Some widgets (like ComboBox) indeed do not expose the size of the text directly. It is automatically determined by the size of the widget (or in case of e.g. ListBox, the item height).

I though a little longer about it and having a setGlobalFontSize function is not that easy. It should be defined whether it adjusts widgets that are already created and/or widgets that are created later. Text size 0 is already reserved for auto-scaling so it would be hard to find out when the global size is used.
So it won't be a quick fix.

Edit: I am aware of that issue and its on the todo list.

Heinrich

#4
QuoteIt should be defined whether it adjusts widgets that are already created and/or widgets that are created later

A change should propagate to all widgets. Like so.

setGlobalFontSize(12);
widget a;  // (is size 12);
setGlobalFontSize(14);
widget b;  // (is size 14);

getSize(a) //14
getSize(b) //14


texus

Changing all the existing widgets isn't that hard.
Changing all widgets that still have to be created is a lot harder.

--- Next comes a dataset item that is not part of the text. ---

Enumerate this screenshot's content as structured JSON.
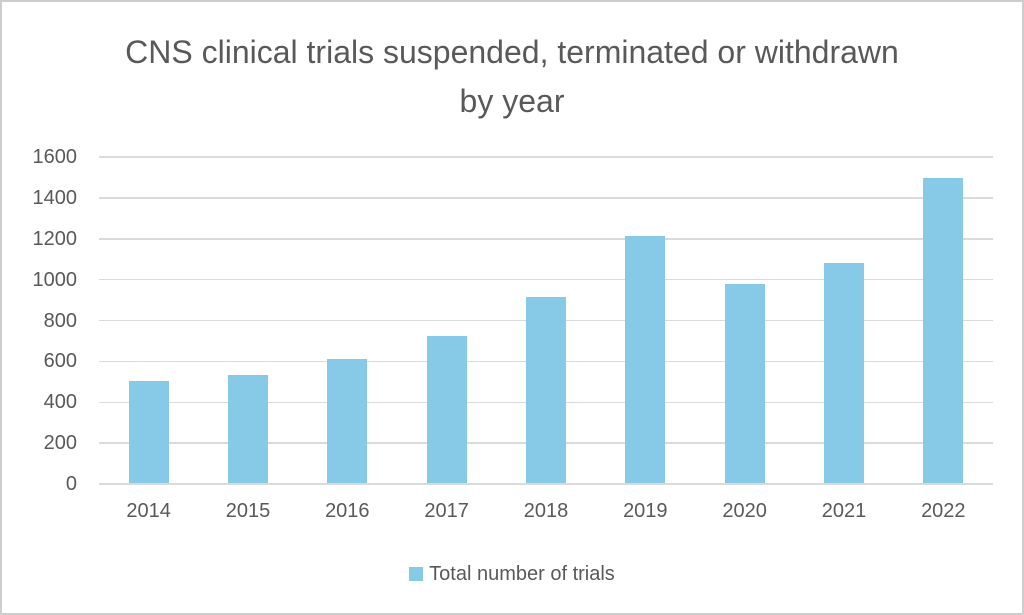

And not changing them is not an option because then every time you have to add a new widget you still have to set the size again.

Heinrich

#6
Quote from: Heinrich on 15 October 2014, 13:11:34
Oftentimes my code looks like


widget = create();
widget->setTextSize(Globals::getGuiTextSize());



:P I understand why one would not to. Myself, I have a static class called settings where I store some global variables like fontSize, paths, videomode, audiovolume, etc

texus

I can write such a getGuiTextSize function for you, but then you still have to apply it for every widget :).

One of the problems is that every widget is different.
You gave a good example yourself with the ComboBox: you cannot set its size. The text size is calculated on the fly and not stored. It would take some work to allow setting a font size in every widget.
Then there is the unfortunate delay between creating the widget and adding it to its parent. If I would make the text size global then this is not an issue, but then you cannot have exceptions. It would be nicer is text size was determined by the parent so that you could have 2 child windows with a different text size for their widgets. But by the time you add a widget to its parent you could have already set a size manually and there is currently no way to detect that.

So its a lot harder on my side than just adding a global function and calling setTextSize on creation :).

Heinrich

#8
Quote from: texus on 15 October 2014, 14:14:44
I can write such a getGuiTextSize function for you, but then you still have to apply it for every widget :).

:) Thanks, but I have such a function, the suggestion is for other users. You could put something like this internally into the widget creation code.

Myself, I will stick to mine anyway since I really do set this everytime in my code as I create a widget. Actually the function is static unsigned int Settings::getGuiTextSize(Globals::TXTSIZE size) // sizes are TXTSIZE::HEADING and so on. This is an artifact, it should rather be named LARGE, NORMAL SMALL. getGuiTextSize(Globals::TXTSIZE size = Globals::TXTSIZE::NORMAL), now that I think of it.
Be careful not to accidentally write an html renderer  ;D

Heinrich

Quote from: texus on 15 October 2014, 14:14:44
But by the time you add a widget to its parent you could have already set a size manually and there is currently no way to detect that.

Well, you could do setGlobalDefaultTextSize(int size) which would simply set a default but not change anything and setGlobalTextSize(int size) which overwrites everything. But I do not want to mess your API up further.

texus

Its not about adding functions, its about how the widgets handle the given text size themselves.
But since this looks like a pretty big change and since I don't have time anyway, I'm just going to not think about this again until July/August :).